Government and Industry Responses
Canberra has responded with and excise reductions and Australian Competition and Consumer Commission (ACC Composite score) investigations into ”opportunistic pricing”, where gasoline stations increase prices before any wholesale change. As a result, Australia has a very limited number of domestic refiners, minimizing their vulnerabilities, and calls for strategic reserves and biofuel funding have begun. Other states, including Queensland, have begun trials with pump transparency applications where drivers are able to easily see and identify the counter trends in prices over the course of a week.
It is understandable that industry groups are being calm about this current situation since the past shocks, the most notable being the invasion of Ukraine, have ultimately come to an end. However, one thing to bear in mind is that the 2026 projected Brent prices of $100 to 110 means that without a diplomatic resolution, we could be experiencing a lot of pain for a very long time. While this may be true, the rebate incentives for purchasing electric cars are also increasing, and uptake for most rural people is still infact, highly circumstantial as most rural people have a very close tie to their diesel configurations.
Tips for Savvy Drivers
To save the most money, apps such as FuelPrice Australia are ideal since they are able to show the peaks and lows of prices in Australia in almost real time. As such, it would not be unrealistic to assume that prices would be the lowest in the middle of the week as prices on a cycle are set to peak almost every week at the end.
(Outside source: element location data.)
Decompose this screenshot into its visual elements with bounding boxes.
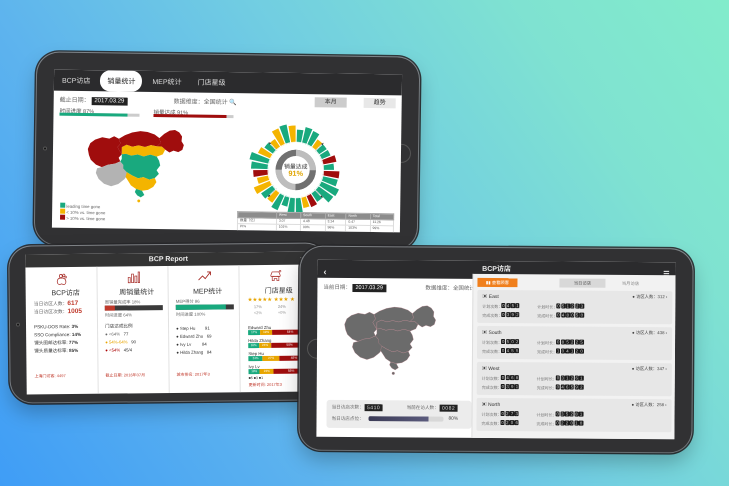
svg-text:91%: 91% — [288, 169, 303, 178]
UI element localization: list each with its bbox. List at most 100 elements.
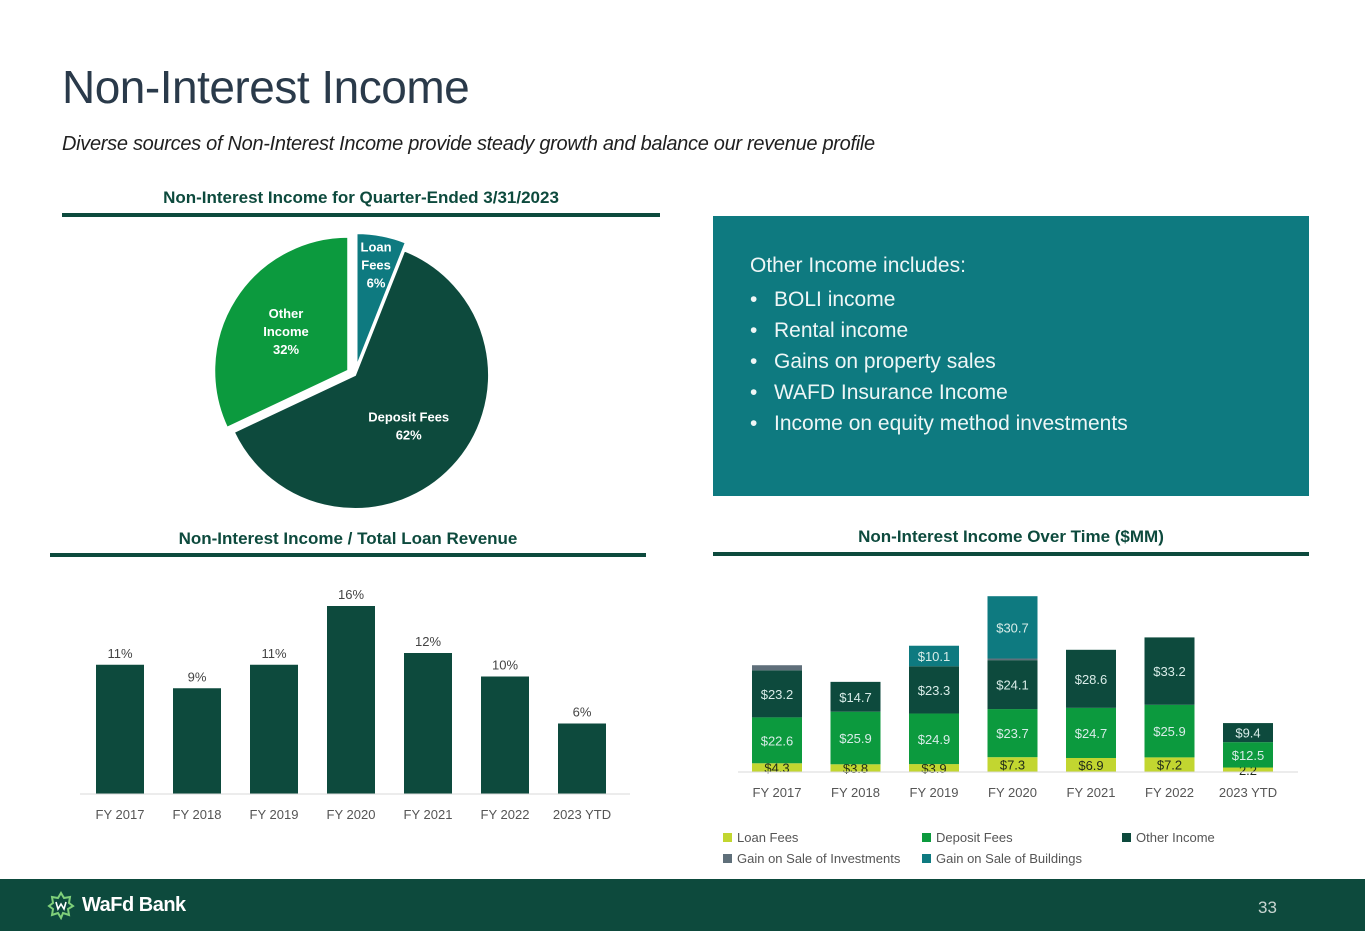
legend-label: Gain on Sale of Investments xyxy=(737,851,901,866)
page-subtitle: Diverse sources of Non-Interest Income p… xyxy=(62,133,875,155)
stack-category-label: 2023 YTD xyxy=(1219,785,1277,800)
pie-section-rule xyxy=(62,213,660,217)
stack-segment-label: $24.7 xyxy=(1075,726,1108,741)
legend-label: Loan Fees xyxy=(737,830,799,845)
legend-entry: Loan Fees xyxy=(723,830,798,845)
stack-segment-label: $7.3 xyxy=(1000,758,1025,773)
pie-label-line: Deposit Fees xyxy=(368,409,449,424)
pie-slice-label: Loan Fees 6% xyxy=(361,239,392,290)
ratio-category-label: FY 2018 xyxy=(173,807,222,822)
stack-segment-other-income xyxy=(1066,649,1116,708)
logo-mark-icon xyxy=(47,891,75,920)
stack-segment-other-income xyxy=(1223,723,1273,743)
stack-segment-label: $12.5 xyxy=(1232,748,1265,763)
stack-segment-deposit-fees xyxy=(830,711,881,765)
stack-segment-label: $30.7 xyxy=(996,620,1029,635)
ratio-bar-label: 12% xyxy=(415,634,441,649)
stack-segment-loan-fees xyxy=(752,763,802,772)
stack-segment-label: $25.9 xyxy=(839,731,872,746)
pie-chart: Loan Fees 6% Deposit Fees 62% Other Income 32% xyxy=(213,232,490,510)
stack-segment-gain-on-sale-of-investments xyxy=(987,658,1038,661)
footer-bar xyxy=(0,879,1365,931)
ratio-bar-chart: 11% FY 2017 9% FY 2018 11% FY 2019 16% FY 2020 1… xyxy=(80,587,630,822)
stack-section-title: Non-Interest Income Over Time ($MM) xyxy=(858,527,1164,546)
other-income-info-box: Other Income includes: • BOLI income • Rent… xyxy=(713,216,1309,496)
stack-segment-deposit-fees xyxy=(909,713,959,765)
pie-label-line: Fees xyxy=(361,257,391,272)
ratio-bar-label: 6% xyxy=(573,705,592,720)
bullet-icon: • xyxy=(750,288,758,311)
wafd-logo: WaFd Bank xyxy=(46,890,186,920)
stack-segment-deposit-fees xyxy=(1066,707,1116,758)
pie-slice-loan-fees xyxy=(355,232,408,368)
stack-segment-other-income xyxy=(987,660,1038,710)
ratio-bar-label: 11% xyxy=(261,646,286,661)
legend-entry: Gain on Sale of Buildings xyxy=(922,851,1082,866)
pie-section-title: Non-Interest Income for Quarter-Ended 3/… xyxy=(163,188,559,207)
page-number: 33 xyxy=(1258,898,1277,917)
legend-entry: Deposit Fees xyxy=(922,830,1013,845)
stack-segment-loan-fees xyxy=(987,757,1038,772)
ratio-bar xyxy=(96,664,144,794)
legend-swatch-icon xyxy=(922,833,931,842)
stack-segment-other-income xyxy=(1144,637,1195,705)
ratio-category-label: FY 2019 xyxy=(250,807,299,822)
legend-swatch-icon xyxy=(723,833,732,842)
stack-segment-other-income xyxy=(752,670,802,718)
legend-label: Deposit Fees xyxy=(936,830,1013,845)
legend-swatch-icon xyxy=(723,854,732,863)
info-list-text: Rental income xyxy=(774,319,909,342)
info-list: • BOLI income • Rental income • Gains on prop… xyxy=(750,284,1128,439)
bullet-icon: • xyxy=(750,412,758,435)
bullet-icon: • xyxy=(750,319,758,342)
stack-segment-deposit-fees xyxy=(1223,742,1273,768)
pie-label-line: 62% xyxy=(396,427,422,442)
info-list-text: Income on equity method investments xyxy=(774,412,1128,435)
stack-segment-label: $23.3 xyxy=(918,683,951,698)
ratio-section-title: Non-Interest Income / Total Loan Revenue xyxy=(178,529,518,548)
ratio-category-label: 2023 YTD xyxy=(553,807,611,822)
legend-label: Other Income xyxy=(1136,830,1215,845)
stack-category-label: FY 2018 xyxy=(831,785,880,800)
stack-segment-gain-on-sale-of-investments xyxy=(752,665,802,671)
legend-entry: Gain on Sale of Investments xyxy=(723,851,900,866)
ratio-category-label: FY 2022 xyxy=(481,807,530,822)
bullet-icon: • xyxy=(750,350,758,373)
stack-segment-loan-fees xyxy=(1144,757,1195,772)
stack-segment-label: $23.7 xyxy=(996,726,1029,741)
pie-label-line: 6% xyxy=(367,275,386,290)
info-list-text: WAFD Insurance Income xyxy=(774,381,1008,404)
info-list-item: • WAFD Insurance Income xyxy=(750,377,1128,408)
ratio-bar xyxy=(327,606,375,794)
stack-category-label: FY 2022 xyxy=(1145,785,1194,800)
stack-category-label: FY 2020 xyxy=(988,785,1037,800)
stack-segment-label: $25.9 xyxy=(1153,724,1186,739)
ratio-bar xyxy=(173,688,221,794)
ratio-bar xyxy=(250,664,298,794)
stack-category-label: FY 2017 xyxy=(753,785,802,800)
stack-segment-label: $24.1 xyxy=(996,678,1029,693)
ratio-category-label: FY 2020 xyxy=(327,807,376,822)
bullet-icon: • xyxy=(750,381,758,404)
legend-swatch-icon xyxy=(922,854,931,863)
stack-segment-other-income xyxy=(830,681,881,712)
stack-segment-loan-fees xyxy=(909,764,959,772)
ratio-bar xyxy=(404,653,452,794)
ratio-bar xyxy=(481,676,529,794)
stack-segment-gain-on-sale-of-buildings xyxy=(987,596,1038,659)
stack-segment-label: $6.9 xyxy=(1078,758,1103,773)
info-list-item: • Rental income xyxy=(750,315,1128,346)
pie-slice-label: Deposit Fees 62% xyxy=(368,409,449,442)
stack-segment-other-income xyxy=(909,666,959,714)
ratio-section-rule xyxy=(50,553,646,557)
stacked-bar-chart: $4.3$22.6$23.2FY 2017$3.8$25.9$14.7FY 20… xyxy=(738,596,1298,800)
info-list-item: • BOLI income xyxy=(750,284,1128,315)
pie-label-line: Loan xyxy=(361,239,392,254)
stack-category-label: FY 2019 xyxy=(910,785,959,800)
pie-slice-deposit-fees xyxy=(232,249,490,510)
logo-text: WaFd Bank xyxy=(82,893,186,916)
pie-slice-other-income xyxy=(213,235,350,430)
pie-label-line: 32% xyxy=(273,342,299,357)
stack-segment-label: $7.2 xyxy=(1157,758,1182,773)
stack-segment-loan-fees xyxy=(830,764,881,772)
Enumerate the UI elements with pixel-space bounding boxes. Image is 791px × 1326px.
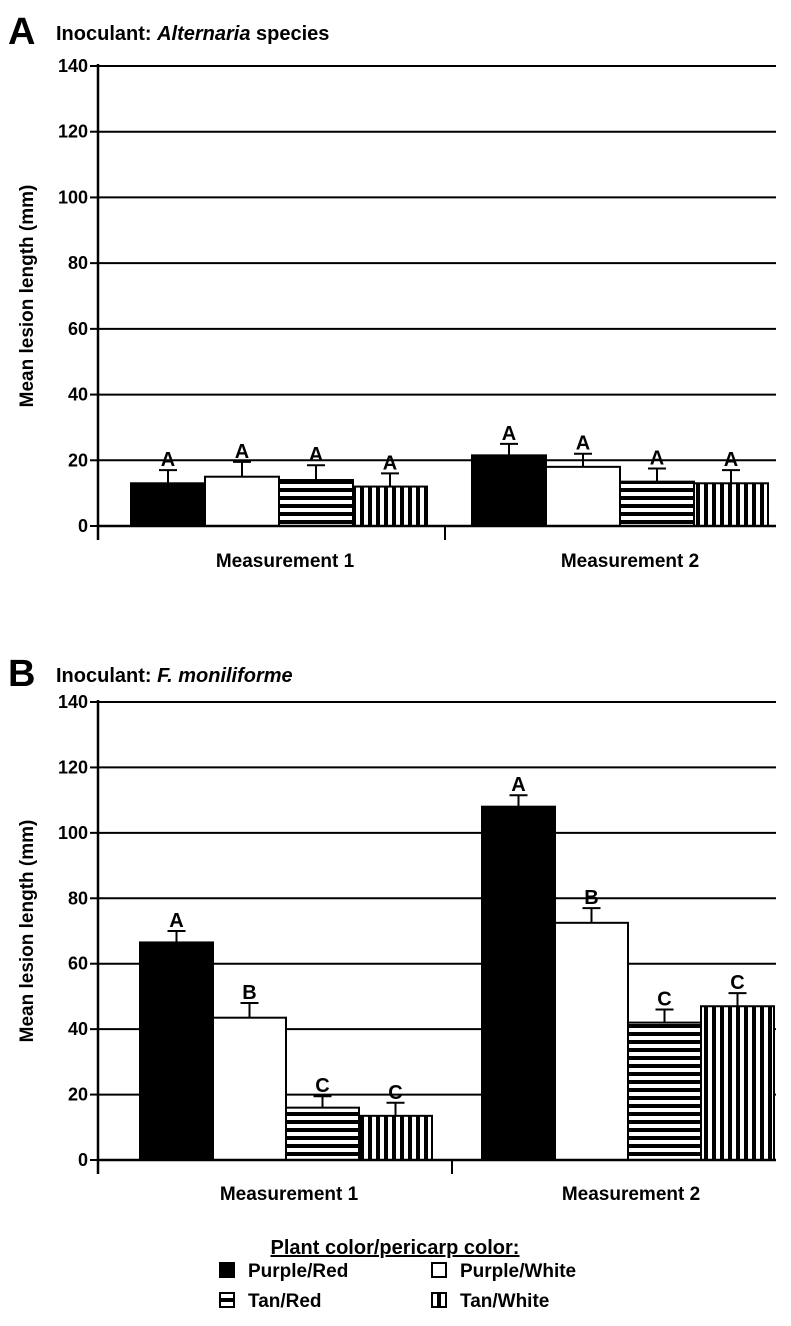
legend-item-purple-white: Purple/White <box>431 1261 576 1282</box>
significance-label: C <box>730 972 744 994</box>
significance-label: C <box>657 989 671 1011</box>
legend-item-tan-white: Tan/White <box>431 1291 549 1312</box>
y-axis-label: Mean lesion length (mm) <box>17 185 38 408</box>
bar-purple-white-m2 <box>545 465 621 528</box>
significance-label: A <box>576 433 590 455</box>
legend-label: Purple/White <box>460 1261 576 1282</box>
significance-label: A <box>235 441 249 463</box>
y-tick-label: 0 <box>78 1150 88 1170</box>
y-tick-label: 60 <box>68 954 88 974</box>
y-tick-label: 40 <box>68 385 88 405</box>
y-tick-label: 140 <box>58 56 88 76</box>
significance-label: B <box>584 887 598 909</box>
bar-purple-white-m1 <box>212 1016 287 1162</box>
bar-tan-red-m1 <box>278 479 354 527</box>
y-tick-label: 100 <box>58 187 88 207</box>
significance-label: A <box>161 449 175 471</box>
panel-letter: A <box>8 11 35 53</box>
bar-tan-white-m1 <box>358 1114 433 1161</box>
y-tick-label: 20 <box>68 450 88 470</box>
legend-label: Purple/Red <box>248 1261 348 1282</box>
bar-purple-white-m1 <box>204 475 280 528</box>
bar-purple-red-m2 <box>471 454 547 528</box>
legend-title: Plant color/pericarp color: <box>271 1237 520 1259</box>
x-category-label: Measurement 2 <box>562 1184 700 1205</box>
bar-purple-red-m1 <box>130 482 206 527</box>
bar-tan-red-m2 <box>619 480 695 527</box>
y-axis-label: Mean lesion length (mm) <box>17 820 38 1043</box>
y-tick-label: 120 <box>58 757 88 777</box>
significance-label: B <box>242 982 256 1004</box>
x-category-label: Measurement 1 <box>220 1184 359 1205</box>
legend-item-purple-red: Purple/Red <box>219 1261 348 1282</box>
bar-tan-white-m2 <box>700 1005 775 1161</box>
x-category-label: Measurement 2 <box>561 551 699 572</box>
bar-purple-white-m2 <box>554 921 629 1161</box>
bar-tan-red-m2 <box>627 1021 702 1161</box>
chart-title: Inoculant: F. moniliforme <box>56 665 293 687</box>
panel-letter: B <box>8 653 35 695</box>
y-tick-label: 20 <box>68 1085 88 1105</box>
legend-swatch <box>219 1262 235 1278</box>
y-tick-label: 40 <box>68 1019 88 1039</box>
legend-item-tan-red: Tan/Red <box>219 1291 322 1312</box>
y-tick-label: 120 <box>58 122 88 142</box>
y-tick-label: 60 <box>68 319 88 339</box>
y-tick-label: 80 <box>68 888 88 908</box>
legend-label: Tan/White <box>460 1291 549 1312</box>
significance-label: C <box>388 1082 402 1104</box>
bar-purple-red-m2 <box>481 805 556 1162</box>
panel-a: A Inoculant: Alternaria species 0 20 40 60 80 1… <box>8 11 776 572</box>
bar-tan-white-m2 <box>693 482 769 527</box>
x-category-label: Measurement 1 <box>216 551 355 572</box>
significance-label: A <box>502 423 516 445</box>
legend: Plant color/pericarp color:Purple/Red Pur… <box>219 1237 576 1312</box>
y-tick-label: 80 <box>68 253 88 273</box>
significance-label: A <box>169 910 183 932</box>
y-tick-label: 100 <box>58 823 88 843</box>
y-tick-label: 140 <box>58 692 88 712</box>
bar-tan-white-m1 <box>352 485 428 528</box>
panel-b: B Inoculant: F. moniliforme 0 20 40 60 80 100 12… <box>8 653 776 1205</box>
bar-purple-red-m1 <box>139 941 214 1162</box>
significance-label: C <box>315 1075 329 1097</box>
y-tick-label: 0 <box>78 516 88 536</box>
legend-label: Tan/Red <box>248 1291 322 1312</box>
bar-tan-red-m1 <box>285 1106 360 1161</box>
significance-label: A <box>724 449 738 471</box>
significance-label: A <box>383 452 397 474</box>
chart-title: Inoculant: Alternaria species <box>56 23 329 45</box>
legend-swatch <box>431 1262 447 1278</box>
significance-label: A <box>650 448 664 470</box>
significance-label: A <box>309 444 323 466</box>
significance-label: A <box>511 774 525 796</box>
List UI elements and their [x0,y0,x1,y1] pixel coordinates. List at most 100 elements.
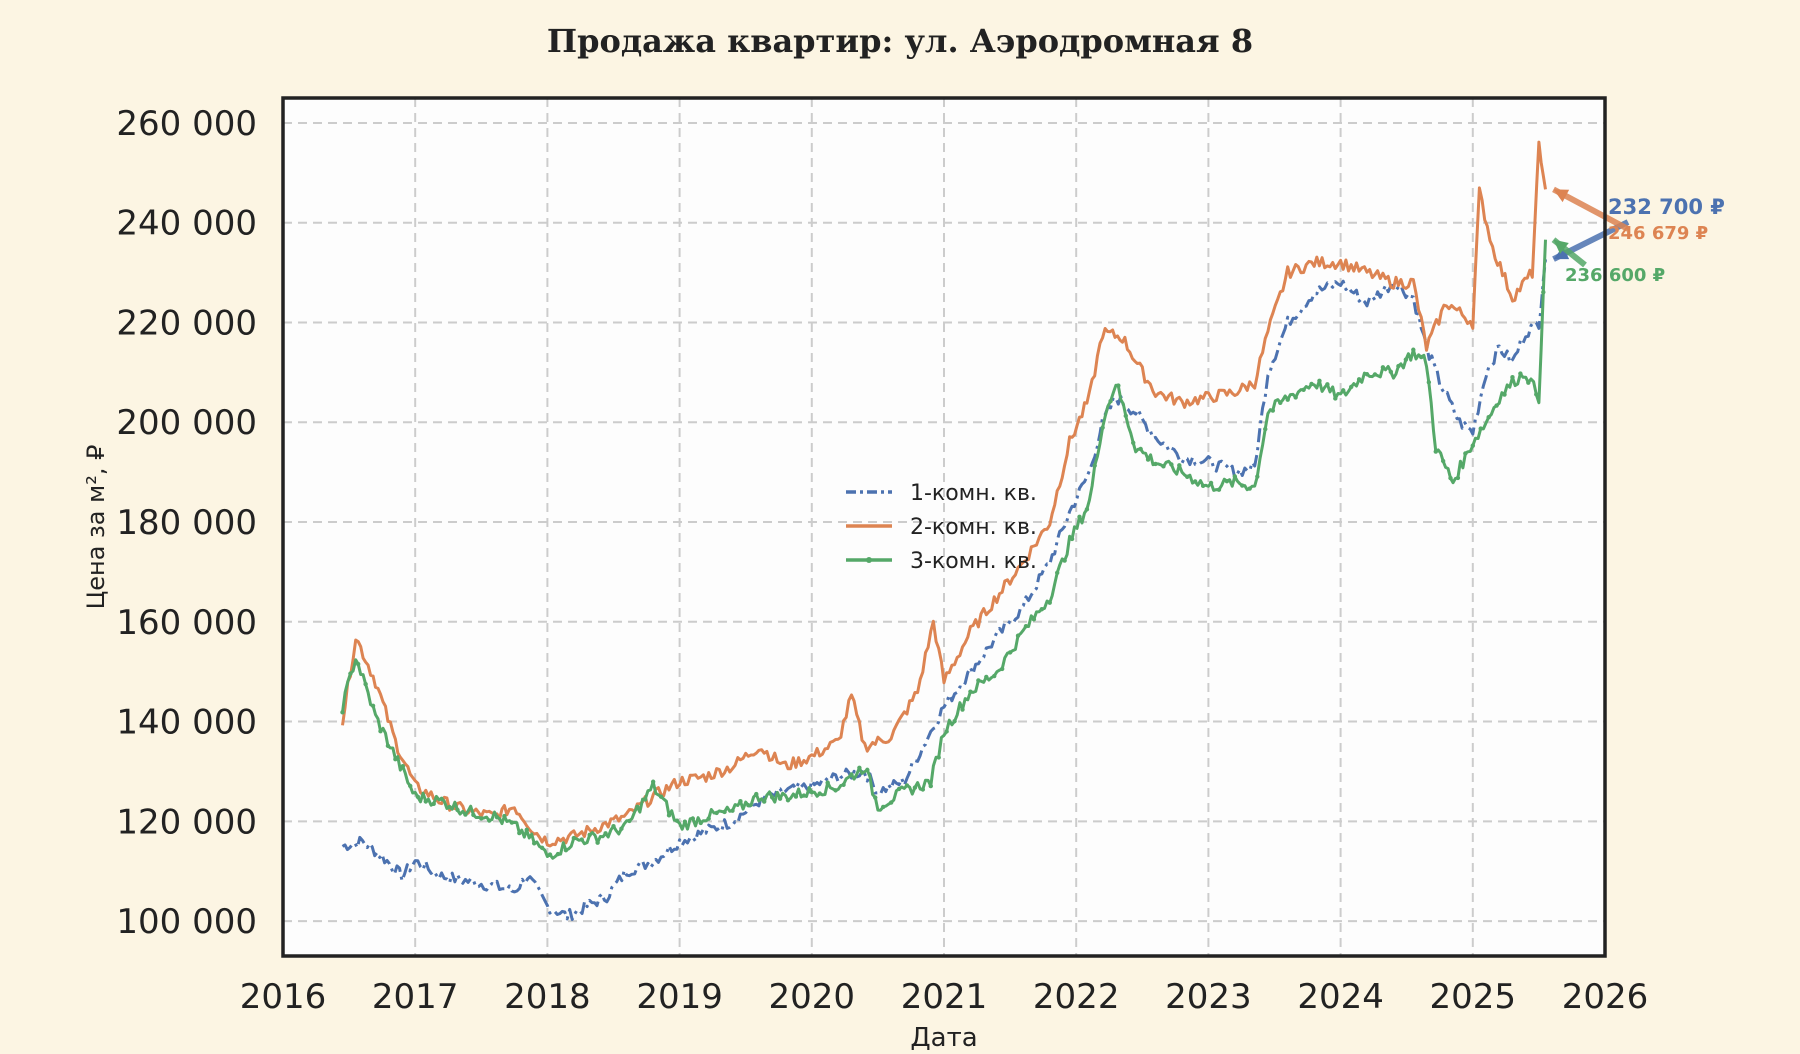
series-marker [378,729,383,734]
annotation-label: 246 679 ₽ [1608,223,1708,244]
series-marker [785,798,791,803]
series-marker [423,799,428,804]
series-marker [611,823,616,829]
series-marker [1426,380,1432,385]
series-marker [400,764,406,769]
series-marker [1192,479,1198,484]
series-marker [968,689,973,694]
chart-title: Продажа квартир: ул. Аэродромная 8 [547,22,1253,60]
series-marker [809,789,814,795]
series-marker [1396,363,1401,369]
series-marker [1177,463,1182,468]
series-marker [722,809,727,815]
series-marker [1092,463,1097,468]
series-marker [1356,377,1362,382]
series-marker [1077,514,1082,520]
series-marker [1054,570,1060,575]
series-marker [865,767,870,773]
series-marker [999,666,1005,672]
series-marker [455,807,460,813]
series-marker [1208,480,1214,486]
series-marker [698,820,703,826]
y-tick-label: 160 000 [116,603,257,643]
x-axis-label: Дата [910,1023,977,1050]
series-marker [817,791,822,796]
series-marker [825,780,830,785]
series-marker [1116,383,1121,388]
series-marker [769,795,775,800]
x-tick-label: 2017 [372,977,459,1017]
series-marker [635,804,640,810]
annotation-label: 236 600 ₽ [1565,265,1665,286]
series-marker [479,816,484,821]
series-marker [487,818,492,823]
series-marker [1380,365,1386,370]
series-marker [976,678,981,683]
series-marker [1534,392,1539,397]
series-marker [431,801,436,807]
series-marker [340,710,345,715]
series-line [341,239,1547,860]
series-marker [363,681,368,687]
series-marker [896,786,902,792]
series-marker [1518,371,1523,376]
series-marker [1301,387,1306,393]
x-tick-label: 2019 [636,977,723,1017]
series-marker [992,673,997,679]
series-marker [627,818,632,824]
series-marker [650,779,656,784]
y-axis-label: Цена за м², ₽ [82,445,110,610]
series-marker [355,661,361,667]
series-marker [502,813,507,819]
series-marker [1015,633,1021,638]
y-tick-label: 100 000 [116,902,257,942]
series-marker [1240,483,1245,488]
series-marker [706,816,711,821]
series-marker [841,782,846,788]
series-marker [801,793,807,798]
series-marker [447,804,452,810]
series-marker [658,794,664,799]
series-marker [1411,347,1416,352]
series-marker [1270,408,1276,413]
series-marker [777,796,783,801]
y-axis-ticks: 100 000 120 000 140 000 160 000 180 000 200 0… [116,104,257,942]
annotation-arrowhead [1553,239,1569,254]
series-marker [1440,458,1446,464]
series-marker [1278,400,1283,405]
series-marker [1455,475,1461,481]
series-marker [1470,443,1476,448]
series-marker [754,791,759,797]
series-marker [531,841,537,846]
series-marker [571,835,577,841]
series-marker [494,815,500,820]
series-marker [471,812,476,818]
series-marker [1325,382,1330,387]
series-marker [1185,474,1190,479]
y-tick-label: 180 000 [116,503,257,543]
series-marker [1333,396,1338,401]
series-marker [1502,392,1507,397]
series-marker [539,845,545,851]
y-tick-label: 260 000 [116,104,257,144]
series-marker [936,755,941,760]
series-marker [1108,398,1113,404]
series-marker [793,794,799,799]
series-marker [690,816,696,821]
series-marker [1494,403,1499,408]
series-marker [579,837,584,842]
series-lines [340,140,1547,921]
series-marker [912,785,918,790]
series-marker [1317,378,1322,383]
y-tick-label: 240 000 [116,204,257,244]
series-marker [408,783,413,789]
series-marker [348,671,353,676]
series-marker [595,840,600,845]
series-marker [463,812,468,817]
x-tick-label: 2024 [1297,977,1384,1017]
series-marker [1062,558,1067,563]
series-marker [619,826,624,831]
series-marker [1100,425,1105,430]
series-marker [1200,483,1206,489]
y-tick-label: 120 000 [116,802,257,842]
Additionally, for the time being it is also ideal to carpool which can also be ideal for increasing the number of passengers in the car to decrease gas per person figures. If money has become the overriding concern, then it is also justifiable to increase the efficiency of the car by pumping the tires to their ideal state, or switching to a hybrid car which would greatly decrease the long run gas expenditure. Furthermore, it is justifiable to assume that jerry cans or fuel canisters are ideal to transport fuel on the weekends, despite the arguably overwhelming desire to bunker fuel for the purpose of self-sustained remote fuel provisioning, it is not unrealistic that the fuel transport cans are legalized for such purposes.
As we move to the hope for the long run, we hope to see the creation of a home solar system married to the electric vehicle charger, as we hope to prepare for the long awaited EV resilience against Solar global.
FAQs
Q1: Why are prices rising so fast?
Due to conflicts in the world, oil transportation has become highly blocked which in turn, has increased the price of crude oil, which is highly imported by Australia.
Q2: Will prices drop soon?
It is unlikely that prices will drop soon, however, we can expect prices to remain high until mid 2026, at best.
Q3: How can I save on fuel?
Consider using more efficiency driving techniques to save on gas. Additionally, hybrids can greatly reduce gas prices.